Abstract
I worked on string theory over a period of five years during the ‘first string era’, the most intellectually satisfying years of my scientific life. One of the early prospectors in the string theory mine, I was fortunate enough to contribute to the birth of this subject, which retains after these many years, its magical hold on our imaginations and expectations.
Graduate school
I was born in Neuilly sur Seine, a suburb of Paris, where I attended Sainte Croix de Neuilly. After the ‘deuxième bachot’ in 1961, I decided to spend a year with my family in New Jersey, where my civil engineer father had been working for a company that designed and manufactured concrete pipes. I enrolled at the Newark College of Engineering (NCE); there, I found spectacular teachers, especially Dr Foster, and one year turned into four; I graduated in 1965 with a Bachelor of Science in electrical engineering.

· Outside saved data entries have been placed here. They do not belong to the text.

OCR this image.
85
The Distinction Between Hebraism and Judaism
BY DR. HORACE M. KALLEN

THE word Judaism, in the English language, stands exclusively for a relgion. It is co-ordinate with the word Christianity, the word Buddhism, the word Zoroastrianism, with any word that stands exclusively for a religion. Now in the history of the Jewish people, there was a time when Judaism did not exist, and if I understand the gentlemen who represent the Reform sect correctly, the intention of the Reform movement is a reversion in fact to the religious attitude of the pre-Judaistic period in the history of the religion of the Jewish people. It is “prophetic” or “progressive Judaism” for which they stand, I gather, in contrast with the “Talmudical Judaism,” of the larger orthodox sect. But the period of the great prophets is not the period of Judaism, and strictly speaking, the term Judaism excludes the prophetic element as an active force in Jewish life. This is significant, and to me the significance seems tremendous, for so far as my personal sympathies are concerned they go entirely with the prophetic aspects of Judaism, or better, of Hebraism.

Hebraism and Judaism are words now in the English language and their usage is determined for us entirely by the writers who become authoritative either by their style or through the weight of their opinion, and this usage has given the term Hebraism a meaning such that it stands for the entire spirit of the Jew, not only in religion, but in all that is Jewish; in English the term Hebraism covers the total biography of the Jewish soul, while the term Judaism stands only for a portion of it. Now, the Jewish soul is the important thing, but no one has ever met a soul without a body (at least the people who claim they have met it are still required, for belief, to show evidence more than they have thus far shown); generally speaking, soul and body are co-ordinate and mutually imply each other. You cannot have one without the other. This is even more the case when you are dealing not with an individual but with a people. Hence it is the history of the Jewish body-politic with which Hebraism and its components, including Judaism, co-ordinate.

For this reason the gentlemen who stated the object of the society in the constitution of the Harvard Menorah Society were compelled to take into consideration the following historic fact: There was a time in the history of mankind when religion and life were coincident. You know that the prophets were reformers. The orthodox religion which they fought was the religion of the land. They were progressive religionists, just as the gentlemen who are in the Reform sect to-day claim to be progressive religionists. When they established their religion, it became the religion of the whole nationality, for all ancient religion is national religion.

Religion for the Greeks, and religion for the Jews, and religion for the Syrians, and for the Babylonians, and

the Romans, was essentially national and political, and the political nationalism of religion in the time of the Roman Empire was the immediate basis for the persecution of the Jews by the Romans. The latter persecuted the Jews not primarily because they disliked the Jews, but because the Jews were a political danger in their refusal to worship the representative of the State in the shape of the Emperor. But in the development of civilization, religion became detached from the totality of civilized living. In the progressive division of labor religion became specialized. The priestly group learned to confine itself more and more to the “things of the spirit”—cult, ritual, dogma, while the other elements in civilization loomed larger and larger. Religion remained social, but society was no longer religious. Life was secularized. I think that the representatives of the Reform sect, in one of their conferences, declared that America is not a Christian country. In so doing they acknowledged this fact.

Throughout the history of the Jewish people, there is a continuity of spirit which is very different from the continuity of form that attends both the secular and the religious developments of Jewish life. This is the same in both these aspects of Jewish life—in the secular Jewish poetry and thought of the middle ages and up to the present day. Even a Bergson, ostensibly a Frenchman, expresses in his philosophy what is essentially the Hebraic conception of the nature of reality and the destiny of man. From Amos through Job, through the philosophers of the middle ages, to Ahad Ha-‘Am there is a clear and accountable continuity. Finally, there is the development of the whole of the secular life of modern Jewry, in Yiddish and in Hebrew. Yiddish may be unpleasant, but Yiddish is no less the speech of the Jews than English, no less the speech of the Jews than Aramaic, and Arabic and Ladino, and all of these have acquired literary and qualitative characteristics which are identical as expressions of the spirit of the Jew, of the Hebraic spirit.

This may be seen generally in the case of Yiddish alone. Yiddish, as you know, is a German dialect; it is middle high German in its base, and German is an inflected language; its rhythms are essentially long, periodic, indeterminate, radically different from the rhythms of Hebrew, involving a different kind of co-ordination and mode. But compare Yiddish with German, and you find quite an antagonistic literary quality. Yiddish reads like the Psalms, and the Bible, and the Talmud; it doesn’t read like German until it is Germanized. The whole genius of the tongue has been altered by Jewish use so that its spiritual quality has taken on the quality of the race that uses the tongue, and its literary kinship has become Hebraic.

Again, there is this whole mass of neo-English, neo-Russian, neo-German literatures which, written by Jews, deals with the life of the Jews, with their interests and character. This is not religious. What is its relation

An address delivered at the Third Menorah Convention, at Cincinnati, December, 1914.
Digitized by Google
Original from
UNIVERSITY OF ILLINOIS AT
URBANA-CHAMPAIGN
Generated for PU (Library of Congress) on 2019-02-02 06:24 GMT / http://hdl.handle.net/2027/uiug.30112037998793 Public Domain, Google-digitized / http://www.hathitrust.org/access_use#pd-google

Always interested in physics, I had studied the subject on my own while at NCE. My application to Princeton graduate school in physics was rejected (and wait-listed at Yale). Fortunately, I had also applied to Syracuse University where Peter Bergmann was teaching. With the recommendations of Professors Henry Zatzkis (a student of Bergmann), Mauro Zambuto, and A. E. Foster, I was accepted, and soon afterwards, awarded a four-year fellowship.
I had wanted to study general relativity with Bergmann, but I was persuaded by Professor Alan McFarlane to switch to particle physics and join the group headed by E. C. G. Sudarshan.